UBC Theses and Dissertations
Absolute molecular electronic spectroscopy at UV and soft X-Ray energies by hihg-energy electron impact Burton, Gordon R.
Dipole (e,e) spectroscopy has been used to determine absolute photoabsorption oscillator strengths (cross sections) for electronic excitation of CC14, CH3OH, NH3, CH3NH2, (CH3)2NH, and (CH3)3N at energy resolutions in the range 0.048-1.0 eV fwhm. These data have been obtained in the valence, and inner shells (Cl 2p,2s; C is (CC14), and C is (CH3OH)), spanning the visible to soft X-ray equivalent photon energy regions(5.0-400 eV). Absolute scales have been established using the Thomas-Reiche-Kuhn sum rule. Dipole (e,e+ion) spectroscopy has been employed to study the molecular and dissociative photoionization in the valence shell of CH3OH, and in the valence and inner shells of CC14. Time-of-flight mass spectroscopy is used to determine photoionization branching ratios and photoionization efficiencies. These data are combined with the corresponding absolute photoabsorption oscillator strength data, to determine the partial oscillator strengths for the molecular and dissociative photoionization channels of these molecules. In addition, the measurements have been used to provide detailed quantitative information on the breakdown pathways of these molecules following the absorption of energetic radiation. The absolute photoabsorption measurements for ammonia and the methylamines have been used in a collaborative research project with Professor W.J. Meath, involving theoretical work at the University of Western Ontario.

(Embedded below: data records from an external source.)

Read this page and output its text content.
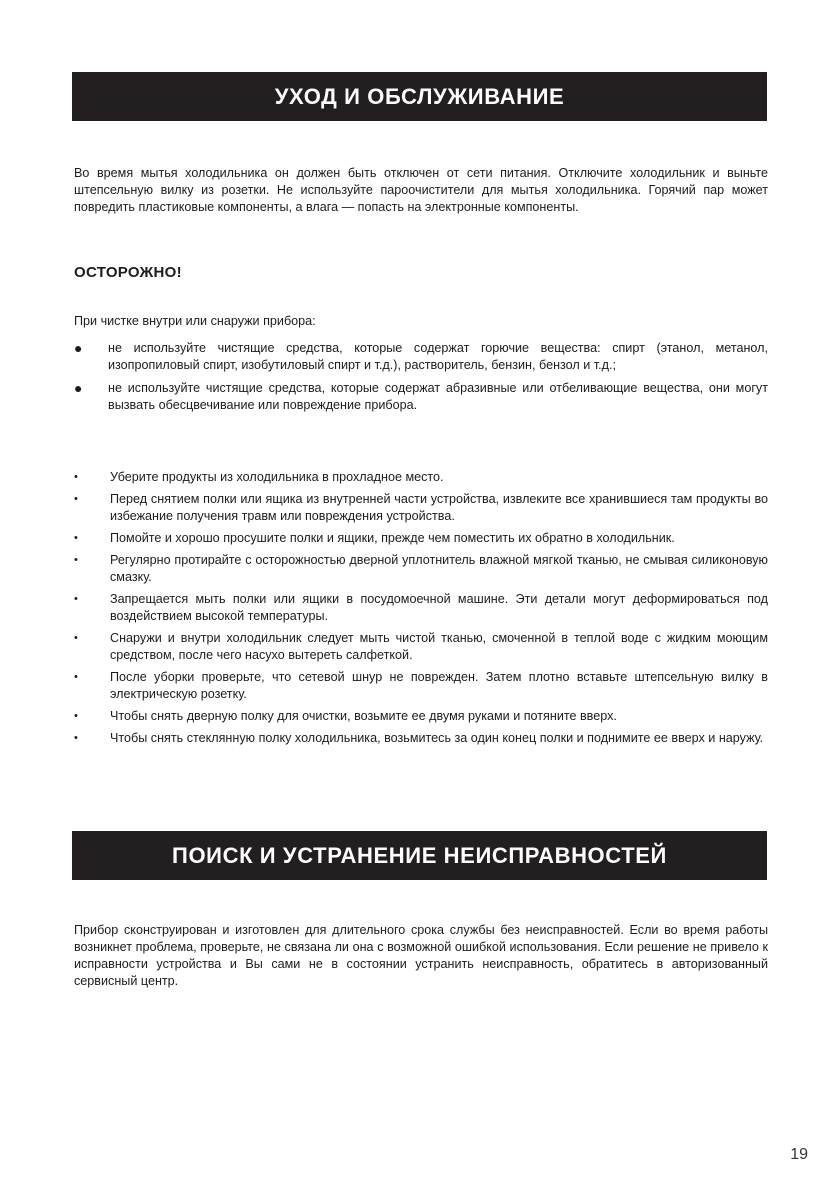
УХОД И ОБСЛУЖИВАНИЕ

Во время мытья холодильника он должен быть отключен от сети питания. Отключите холодильник и выньте штепсельную вилку из розетки. Не используйте пароочистители для мытья холодильника. Горячий пар может повредить пластиковые компоненты, а влага — попасть на электронные компоненты.

ОСТОРОЖНО!

При чистке внутри или снаружи прибора:

● не используйте чистящие средства, которые содержат горючие вещества: спирт (этанол, метанол, изопропиловый спирт, изобутиловый спирт и т.д.), растворитель, бензин, бензол и т.д.;
● не используйте чистящие средства, которые содержат абразивные или отбеливающие вещества, они могут вызвать обесцвечивание или повреждение прибора.
•	Уберите продукты из холодильника в прохладное место.
•	Перед снятием полки или ящика из внутренней части устройства, извлеките все хранившиеся там продукты во избежание получения травм или повреждения устройства.
•	Помойте и хорошо просушите полки и ящики, прежде чем поместить их обратно в холодильник.
•	Регулярно протирайте с осторожностью дверной уплотнитель влажной мягкой тканью, не смывая силиконовую смазку.
•	Запрещается мыть полки или ящики в посудомоечной машине. Эти детали могут деформироваться под воздействием высокой температуры.
•	Снаружи и внутри холодильник следует мыть чистой тканью, смоченной в теплой воде с жидким моющим средством, после чего насухо вытереть салфеткой.
•	После уборки проверьте, что сетевой шнур не поврежден. Затем плотно вставьте штепсельную вилку в электрическую розетку.
•	Чтобы снять дверную полку для очистки, возьмите ее двумя руками и потяните вверх.
•	Чтобы снять стеклянную полку холодильника, возьмитесь за один конец полки и поднимите ее вверх и наружу.
ПОИСК И УСТРАНЕНИЕ НЕИСПРАВНОСТЕЙ

Прибор сконструирован и изготовлен для длительного срока службы без неисправностей. Если во время работы возникнет проблема, проверьте, не связана ли она с возможной ошибкой использования. Если решение не привело к исправности устройства и Вы сами не в состоянии устранить неисправность, обратитесь в авторизованный сервисный центр.

19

The results provide accurate values for many of the dipole properties of these nitrogen-containing molecules, as well as integrated dipole oscillator strength distributions for the entire photo absorption spectrum. In other work, a new high impact energy electron energy-loss spectrometer of high sensitivity has been designed and constructed. This instrument features an open scattering region, high incident electron beam energy, and multichannel detection, in order to measure absolute photo absorption oscillator strength data for not only stable atoms and molecules, but also for low-density targets including free radicals, ions, and laser-excited species.